Why Vallandingham saves flexibility training for after her workouts

If you took a frozen spear of asparagus and tried to bend it in half, it’d break—but if you allowed it to thaw out first, you could fold it over, no problem. This same rule applies to your body and flexibility training—research shows that holding stretches (the best way to work on flexibility) is the worst thing you can do when your muscles are cold. “Any time you start to stretch [cold muscles], that causes a stretch reflex that gets your muscle tissue to activate a protective mechanism to not over-stretch,” Eric Owens, musculoskeletal expert and co-founder of Delos Therapy, previously told Well+Good.

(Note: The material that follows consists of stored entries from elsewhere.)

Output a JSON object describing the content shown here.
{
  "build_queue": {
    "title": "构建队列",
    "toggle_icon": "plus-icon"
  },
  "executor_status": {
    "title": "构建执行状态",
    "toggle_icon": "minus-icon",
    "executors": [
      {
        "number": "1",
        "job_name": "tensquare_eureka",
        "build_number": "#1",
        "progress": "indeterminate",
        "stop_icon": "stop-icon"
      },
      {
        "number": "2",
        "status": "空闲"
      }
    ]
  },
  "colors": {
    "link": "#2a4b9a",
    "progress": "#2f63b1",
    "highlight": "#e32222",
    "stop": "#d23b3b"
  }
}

This is why Vallandingham saves static stretching for after the rest of her workout when her body is already warmed up. One of her favorite ways to work on lower-body flexibility is by lying on the floor with her legs up the wall and then allowing them to open out into a side split. “I let gravity do its work because that’s my body telling me, okay, this is where we’re at,” she says. “My hips are opening on their own, and I’m not having to force anything.”

Above all else, if you’re looking to lengthen and strengthen your leg muscles, Vallandingham says there’s one thing you have to practice diligently: perseverance. “Consistency is so much more important than intensity for attaining maximum gains,” she says. “Enjoy the journey. Don’t be overly hard on yourself; don’t apply too much pressure.” And not just to your joints.